I will try and make this as short as I can.
Met a girl 2-1/2 years ago. Relationship started off with a bang but in the process I became clingy/needy. She broke it off after a year and started dating someone else. Didn't see her for 6 months then all the sudden she is back in my life. I let her move in with me. We dated a whole 30 days before I could not contain myself and asked "where are we in this relationship?" She said friends. I didn't want that. She broke it off but I let her stay until she could find her own place. Two months later my mom dies. I go home to the funeral and come back she is dating another guy. The same guy she's been with for the past 7 months. I booted her from the house as this guy had the audacity to pick her up from my house!
Fast forward 5 months later. I broke no contact with her because a friend committed suicide. She agreed to meet me for lunch and we started talking on and off.

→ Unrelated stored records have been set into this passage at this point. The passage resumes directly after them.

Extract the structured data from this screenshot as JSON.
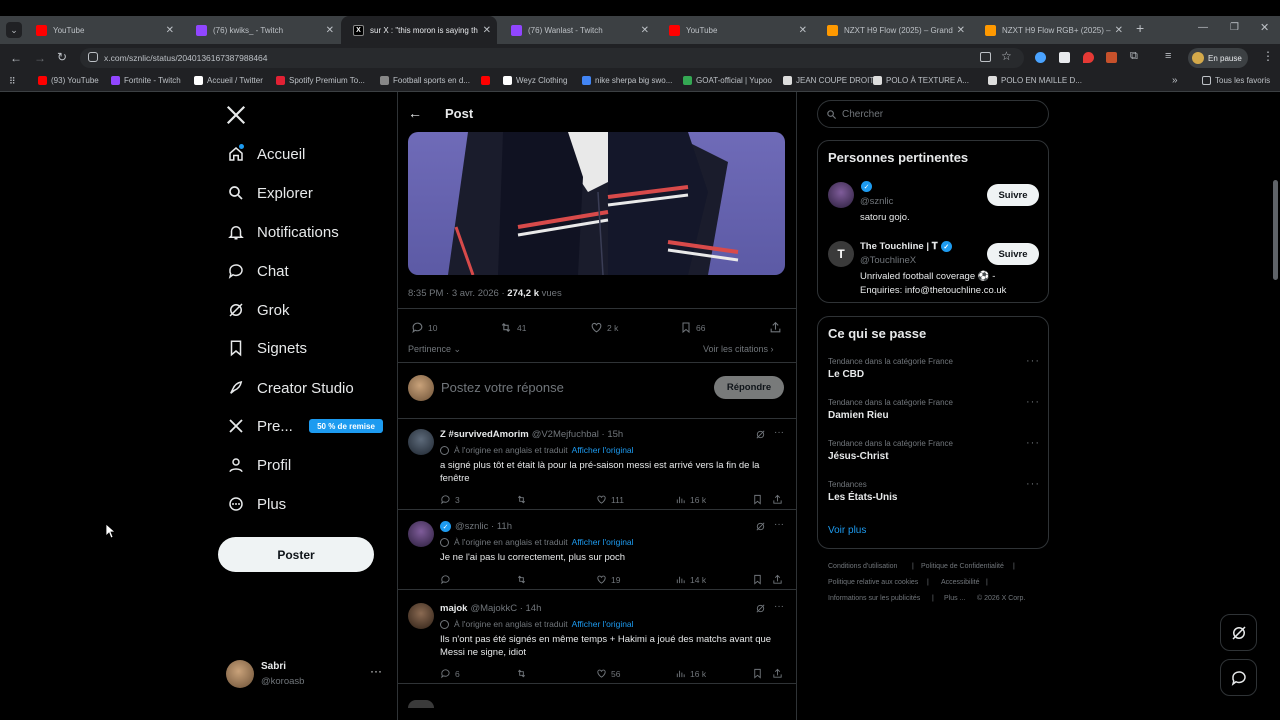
{
  "browser": {
    "tabs": [
      {
        "title": "YouTube",
        "color": "#ff0000"
      },
      {
        "title": "(76) kwiks_ - Twitch",
        "color": "#9146ff"
      },
      {
        "title": "sur X : \"this moron is saying th",
        "color": "#000000"
      },
      {
        "title": "(76) Wanlast - Twitch",
        "color": "#9146ff"
      },
      {
        "title": "YouTube",
        "color": "#ff0000"
      },
      {
        "title": "NZXT H9 Flow (2025) – Grand",
        "color": "#ff9900"
      },
      {
        "title": "NZXT H9 Flow RGB+ (2025) – (",
        "color": "#ff9900"
      }
    ],
    "url": "x.com/sznlic/status/2040136167387988464",
    "profile_status": "En pause",
    "bookmarks": [
      {
        "label": "(93) YouTube",
        "color": "#ff0000"
      },
      {
        "label": "Fortnite - Twitch",
        "color": "#9146ff"
      },
      {
        "label": "Accueil / Twitter",
        "color": "#ffffff"
      },
      {
        "label": "Spotify Premium To...",
        "color": "#e22134"
      },
      {
        "label": "Football sports en d...",
        "color": "#888888"
      },
      {
        "label": "",
        "color": "#ff0000"
      },
      {
        "label": "Weyz Clothing",
        "color": "#ffffff"
      },
      {
        "label": "nike sherpa big swo...",
        "color": "#4285f4"
      },
      {
        "label": "GOAT-official | Yupoo",
        "color": "#34a853"
      },
      {
        "label": "JEAN COUPE DROIT...",
        "color": "#dddddd"
      },
      {
        "label": "POLO À TEXTURE A...",
        "color": "#dddddd"
      },
      {
        "label": "POLO EN MAILLE D...",
        "color": "#dddddd"
      }
    ],
    "all_bookmarks": "Tous les favoris"
  },
  "nav": {
    "items": [
      {
        "label": "Accueil",
        "icon": "home-icon"
      },
      {
        "label": "Explorer",
        "icon": "search-icon"
      },
      {
        "label": "Notifications",
        "icon": "bell-icon"
      },
      {
        "label": "Chat",
        "icon": "chat-icon"
      },
      {
        "label": "Grok",
        "icon": "grok-icon"
      },
      {
        "label": "Signets",
        "icon": "bookmark-icon"
      },
      {
        "label": "Creator Studio",
        "icon": "rocket-icon"
      },
      {
        "label": "Pre...",
        "icon": "x-logo-icon"
      },
      {
        "label": "Profil",
        "icon": "person-icon"
      },
      {
        "label": "Plus",
        "icon": "more-circle-icon"
      }
    ],
    "premium_badge": "50 % de remise",
    "post_button": "Poster",
    "user": {
      "name": "Sabri",
      "handle": "@koroasb"
    }
  },
  "post": {
    "header": "Post",
    "timestamp": "8:35 PM · 3 avr. 2026 · ",
    "views_count": "274,2 k",
    "views_label": " vues",
    "replies": "10",
    "reposts": "41",
    "likes": "2 k",
    "bookmarks": "66",
    "sort": "Pertinence",
    "view_quotes": "Voir les citations",
    "reply_placeholder": "Postez votre réponse",
    "reply_button": "Répondre"
  },
  "replies": [
    {
      "name": "Z #survivedAmorim",
      "handle": "@V2Mejfuchbal · 15h",
      "translated": "À l'origine en anglais et traduit",
      "show_original": "Afficher l'original",
      "text": "a signé plus tôt et était là pour la pré-saison messi est arrivé vers la fin de la fenêtre",
      "replies": "3",
      "reposts": "",
      "likes": "111",
      "views": "16 k"
    },
    {
      "name": "",
      "handle": "@sznlic · 11h",
      "translated": "À l'origine en anglais et traduit",
      "show_original": "Afficher l'original",
      "text": "Je ne l'ai pas lu correctement, plus sur poch",
      "replies": "",
      "reposts": "",
      "likes": "19",
      "views": "14 k"
    },
    {
      "name": "majok",
      "handle": "@MajokkC · 14h",
      "translated": "À l'origine en anglais et traduit",
      "show_original": "Afficher l'original",
      "text": "Ils n'ont pas été signés en même temps + Hakimi a joué des matchs avant que Messi ne signe, idiot",
      "replies": "6",
      "reposts": "",
      "likes": "56",
      "views": "16 k"
    }
  ],
  "search": {
    "placeholder": "Chercher"
  },
  "relevant": {
    "title": "Personnes pertinentes",
    "people": [
      {
        "name": "",
        "handle": "@sznlic",
        "bio": "satoru gojo.",
        "follow": "Suivre"
      },
      {
        "name": "The Touchline | 𝐓",
        "handle": "@TouchlineX",
        "bio": "Unrivaled football coverage ⚽️ - Enquiries: info@thetouchline.co.uk",
        "follow": "Suivre"
      }
    ]
  },
  "trends": {
    "title": "Ce qui se passe",
    "items": [
      {
        "category": "Tendance dans la catégorie France",
        "name": "Le CBD"
      },
      {
        "category": "Tendance dans la catégorie France",
        "name": "Damien Rieu"
      },
      {
        "category": "Tendance dans la catégorie France",
        "name": "Jésus-Christ"
      },
      {
        "category": "Tendances",
        "name": "Les États-Unis"
      }
    ],
    "show_more": "Voir plus"
  },
  "footer": {
    "links": [
      "Conditions d'utilisation",
      "|",
      "Politique de Confidentialité",
      "|",
      "Politique relative aux cookies",
      "|",
      "Accessibilité",
      "|",
      "Informations sur les publicités",
      "|",
      "Plus ...",
      "© 2026 X Corp."
    ]
  },
  "colors": {
    "accent": "#1d9bf0",
    "background": "#000000",
    "border": "#2f3336"
  }
}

Of course, I am an idiot. After hanging out with her for a few months my feelings for her came back stronger than ever. I told her at a lunch that I still loved her and that being friends was hard.

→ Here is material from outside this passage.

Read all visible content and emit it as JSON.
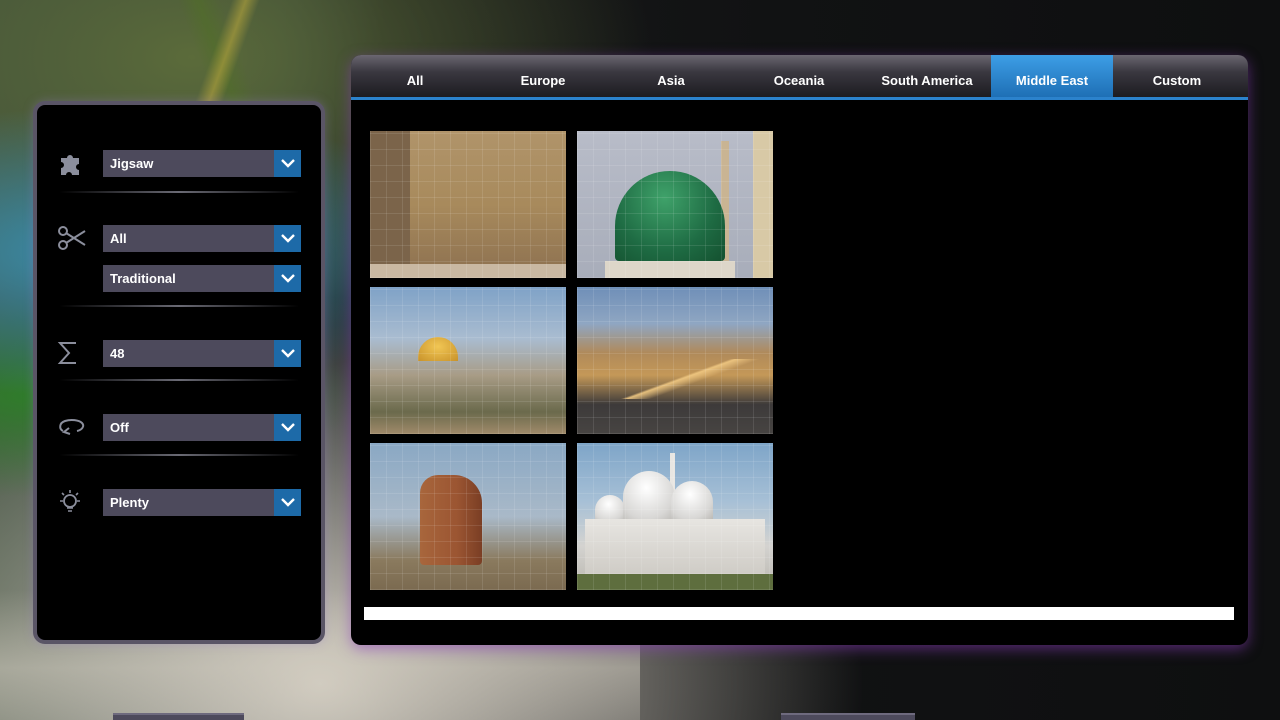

During the whole time she is still seeing the other guy and basically living with him. When I asked if she loved him she said "I'm not sure what love is anymore because the only thing that has ever hurt me in my life is love." She spends all her free time with him and I know they get along well. The only issue is she is a Christian (yes I know, living and having sex with a guy is hypocritical) and the guy she is dating is not really spiritual. She wants to be a with a "spritual giant" according to her own words. He goes to Church with her but in my opinion I think he does it to keep her happy, not because he's deeply spiritual. He's a Marine and a grunt at that. It's his job to KILL people.

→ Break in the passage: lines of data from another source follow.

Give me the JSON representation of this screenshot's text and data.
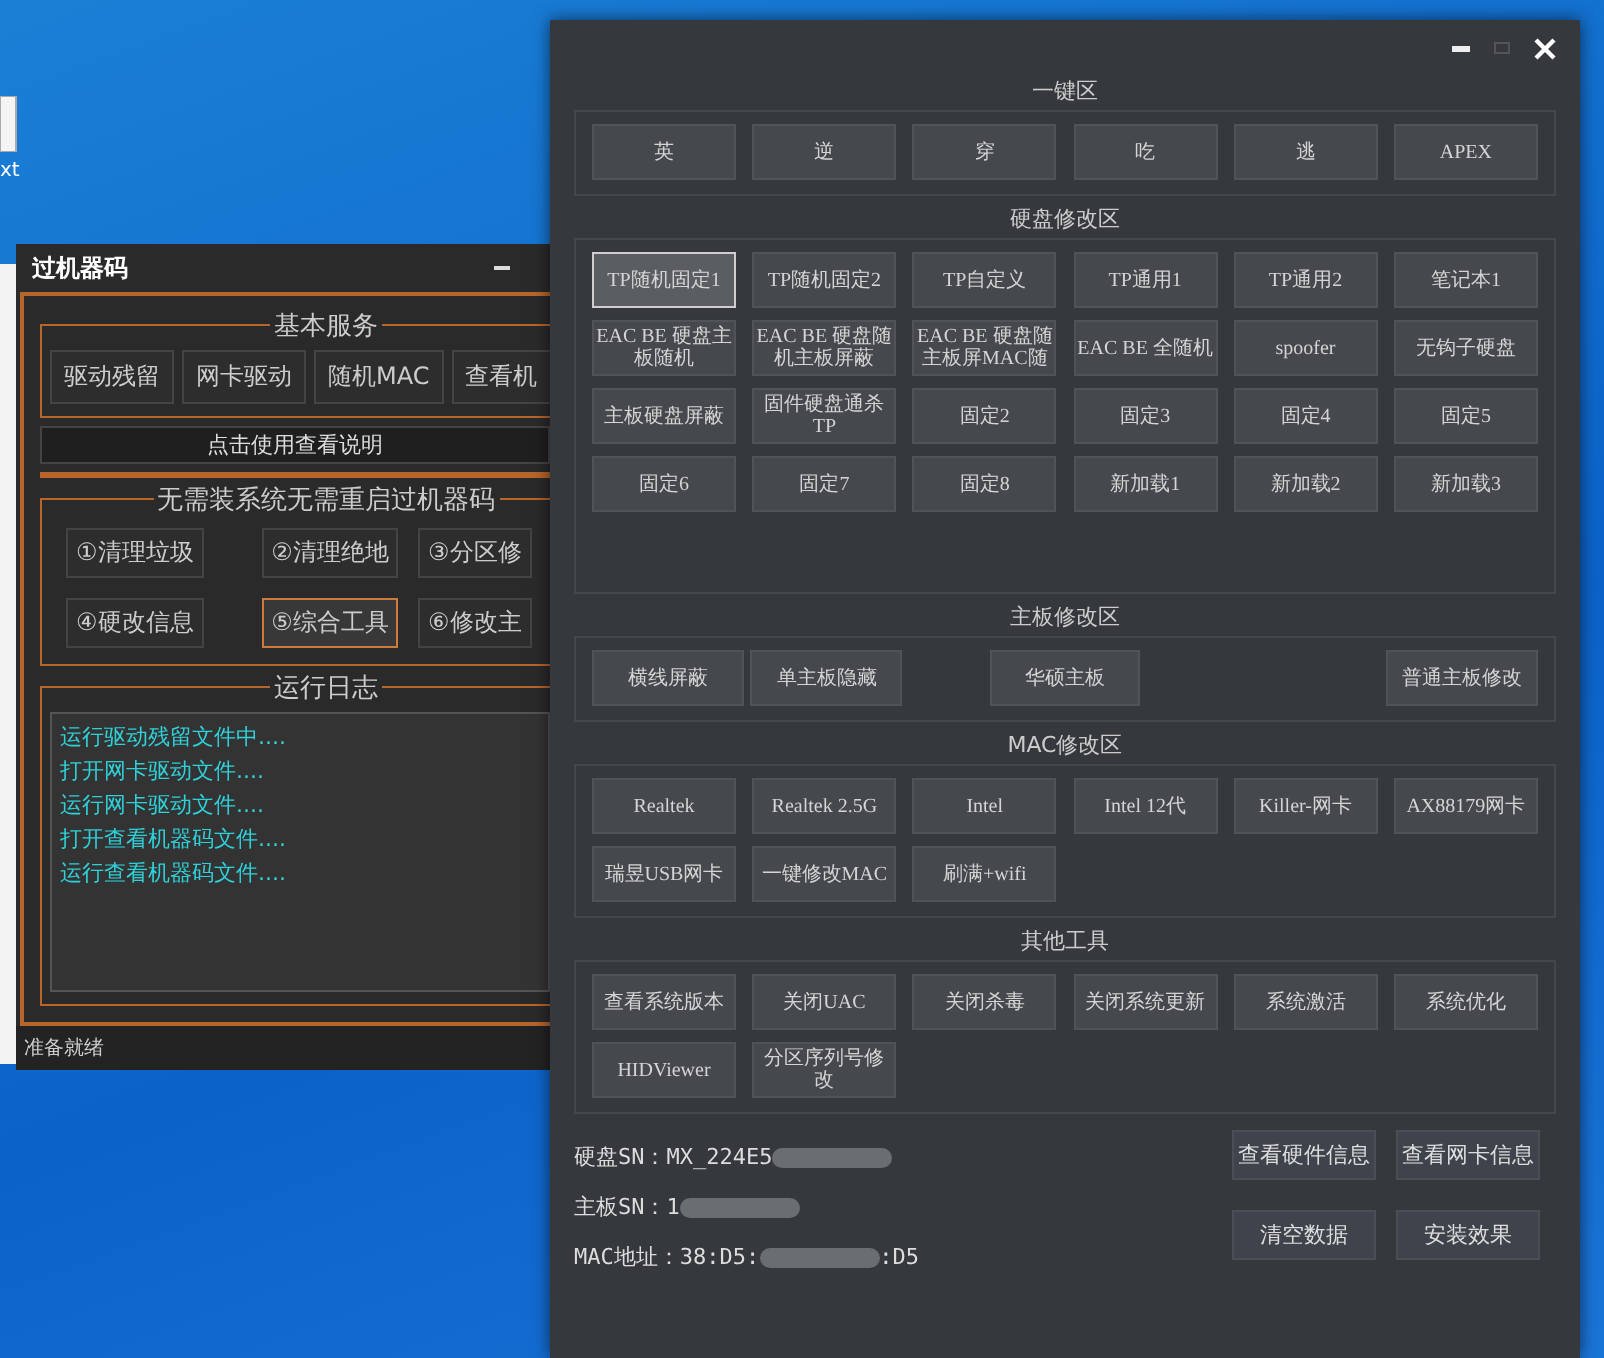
{
  "desktop": {
    "icon_label": "xt"
  },
  "tool_window": {
    "title": "过机器码",
    "basic_services": {
      "title": "基本服务",
      "buttons": [
        {
          "label": "驱动残留",
          "focused": false
        },
        {
          "label": "网卡驱动",
          "focused": false
        },
        {
          "label": "随机MAC",
          "focused": false
        },
        {
          "label": "查看机",
          "focused": false
        }
      ]
    },
    "help_button": "点击使用查看说明",
    "no_reinstall": {
      "title": "无需装系统无需重启过机器码",
      "buttons": [
        {
          "label": "①清理垃圾",
          "focused": false
        },
        {
          "label": "②清理绝地",
          "focused": false
        },
        {
          "label": "③分区修",
          "focused": false
        },
        {
          "label": "④硬改信息",
          "focused": false
        },
        {
          "label": "⑤综合工具",
          "focused": true
        },
        {
          "label": "⑥修改主",
          "focused": false
        }
      ]
    },
    "log": {
      "title": "运行日志",
      "lines": [
        "运行驱动残留文件中....",
        "打开网卡驱动文件....",
        "运行网卡驱动文件....",
        "打开查看机器码文件....",
        "运行查看机器码文件...."
      ]
    },
    "status": "准备就绪"
  },
  "main_window": {
    "sections": [
      {
        "title": "一键区",
        "kind": "grid",
        "rows": [
          [
            {
              "label": "英",
              "focused": false
            },
            {
              "label": "逆",
              "focused": false
            },
            {
              "label": "穿",
              "focused": false
            },
            {
              "label": "吃",
              "focused": false
            },
            {
              "label": "逃",
              "focused": false
            },
            {
              "label": "APEX",
              "focused": false
            }
          ]
        ]
      },
      {
        "title": "硬盘修改区",
        "kind": "grid",
        "rows": [
          [
            {
              "label": "TP随机固定1",
              "focused": true
            },
            {
              "label": "TP随机固定2",
              "focused": false
            },
            {
              "label": "TP自定义",
              "focused": false
            },
            {
              "label": "TP通用1",
              "focused": false
            },
            {
              "label": "TP通用2",
              "focused": false
            },
            {
              "label": "笔记本1",
              "focused": false
            }
          ],
          [
            {
              "label": "EAC BE 硬盘主板随机",
              "focused": false
            },
            {
              "label": "EAC BE 硬盘随机主板屏蔽",
              "focused": false
            },
            {
              "label": "EAC BE 硬盘随主板屏MAC随",
              "focused": false
            },
            {
              "label": "EAC BE 全随机",
              "focused": false
            },
            {
              "label": "spoofer",
              "focused": false
            },
            {
              "label": "无钩子硬盘",
              "focused": false
            }
          ],
          [
            {
              "label": "主板硬盘屏蔽",
              "focused": false
            },
            {
              "label": "固件硬盘通杀TP",
              "focused": false
            },
            {
              "label": "固定2",
              "focused": false
            },
            {
              "label": "固定3",
              "focused": false
            },
            {
              "label": "固定4",
              "focused": false
            },
            {
              "label": "固定5",
              "focused": false
            }
          ],
          [
            {
              "label": "固定6",
              "focused": false
            },
            {
              "label": "固定7",
              "focused": false
            },
            {
              "label": "固定8",
              "focused": false
            },
            {
              "label": "新加载1",
              "focused": false
            },
            {
              "label": "新加载2",
              "focused": false
            },
            {
              "label": "新加载3",
              "focused": false
            }
          ]
        ]
      },
      {
        "title": "主板修改区",
        "kind": "spread",
        "rows": [
          [
            {
              "label": "横线屏蔽",
              "focused": false
            },
            {
              "label": "单主板隐藏",
              "focused": false
            },
            {
              "label": "华硕主板",
              "focused": false
            },
            {
              "label": "普通主板修改",
              "focused": false
            }
          ]
        ]
      },
      {
        "title": "MAC修改区",
        "kind": "grid",
        "rows": [
          [
            {
              "label": "Realtek",
              "focused": false
            },
            {
              "label": "Realtek 2.5G",
              "focused": false
            },
            {
              "label": "Intel",
              "focused": false
            },
            {
              "label": "Intel 12代",
              "focused": false
            },
            {
              "label": "Killer-网卡",
              "focused": false
            },
            {
              "label": "AX88179网卡",
              "focused": false
            }
          ],
          [
            {
              "label": "瑞昱USB网卡",
              "focused": false
            },
            {
              "label": "一键修改MAC",
              "focused": false
            },
            {
              "label": "刷满+wifi",
              "focused": false
            }
          ]
        ]
      },
      {
        "title": "其他工具",
        "kind": "grid",
        "rows": [
          [
            {
              "label": "查看系统版本",
              "focused": false
            },
            {
              "label": "关闭UAC",
              "focused": false
            },
            {
              "label": "关闭杀毒",
              "focused": false
            },
            {
              "label": "关闭系统更新",
              "focused": false
            },
            {
              "label": "系统激活",
              "focused": false
            },
            {
              "label": "系统优化",
              "focused": false
            }
          ],
          [
            {
              "label": "HIDViewer",
              "focused": false
            },
            {
              "label": "分区序列号修改",
              "focused": false
            }
          ]
        ]
      }
    ],
    "info": [
      {
        "label": "硬盘SN：",
        "value": "MX_224E5",
        "redacted": true
      },
      {
        "label": "主板SN：",
        "value": "1",
        "redacted": true
      },
      {
        "label": "MAC地址：",
        "value": "38:D5:",
        "redacted": true,
        "suffix": ":D5"
      }
    ],
    "actions": [
      "查看硬件信息",
      "查看网卡信息",
      "清空数据",
      "安装效果"
    ]
  }
}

After that conversation about being friends I recalled the one deep regret I had with her. That's proposing last year but not having a ring. She mentioned one time that she didn't think I was serious because I didn't have a ring. Ok, you can guess what is coming. I bought an engagement ring, invited her to lunch, waited till lunch was over then got on one knee and proposed. It was magical, everything I believe a woman would dream about. Initially she tried to stop me but let me proceed.
When I handed her the ring I said "Don't answer now, take at least two weeks to think it over." As we parted she said she gave her best poker face (she didn't cry but sure looked like she wanted to.)
Fast forward exactly a month later. She made no attempts to contact me. Nothing. I sent her a light email just shooting the breeze and asking her if she had time for lunch. 4 days later she peeks at my web page. Still no reply. 10 days later I send her another email making fun of her not replying saying it's weird for her to pass up indian for lunch. I then mentioned that I wasn't asking her to lunch to pressure her about the ring, just to shoot the breeze.
She answers back saying she's been sick, dizzy, stressed and emotional....and that "Right now, I just need some space."
That was as of last Thursday and I am at a loss here. Yes, I brought all of this upon myself fully aware that she is dating someone else. Someone she isn't completely sure about. She has told me she loves me but isn't sure she is in love with me. That she knows I would make a great huband and I have a lot, if not all, of the qualities in a husband she is seeking.
On one hand I am in the dark here. She is not telling me anything. She has had several chances to return the ring (while her b/f was gone training). I gave her a couple invitations to lunch (to see if she might want to return the ring).
On the other hand I told her to take as much time as she needed and that she is doing.
So here's the situation. If I email her asking for answers that will be perceived as putting pressure on her (which she hates and will push her away) as well as not respecting her space.
I really just want to know if she is seriously considering my proposal or if she is just afraid to tell me no. I am the first man to ever propose to her with ring in hand.
What do I do? If I ask, I will pressure her and break the space she needs (and of course look desperate and needy).
If I don't get some idea of what she is thinking I fear I will lose it. I can't stand being left in the dark with no answers.
Please help. What is the best course of action. I don't want to push her away but at the same time my own health (mental and physical) is suffering.
If I just knew that she was seriously considering the proposal it would make the waiting easier and give me some peace of mind.
Complicated, I know. Anyone care to give their advice? (and yes, I am going to see a Counselor on weds/thurs to help me
with this).
PS: the thought has occured to me to say "You want space, I'll give you all the space you need. When can I come get the ring?" but I know if I do that it would make me a hypocrite as I told her she could take all the time she needed. Pressure will push her away but the slience is killing me.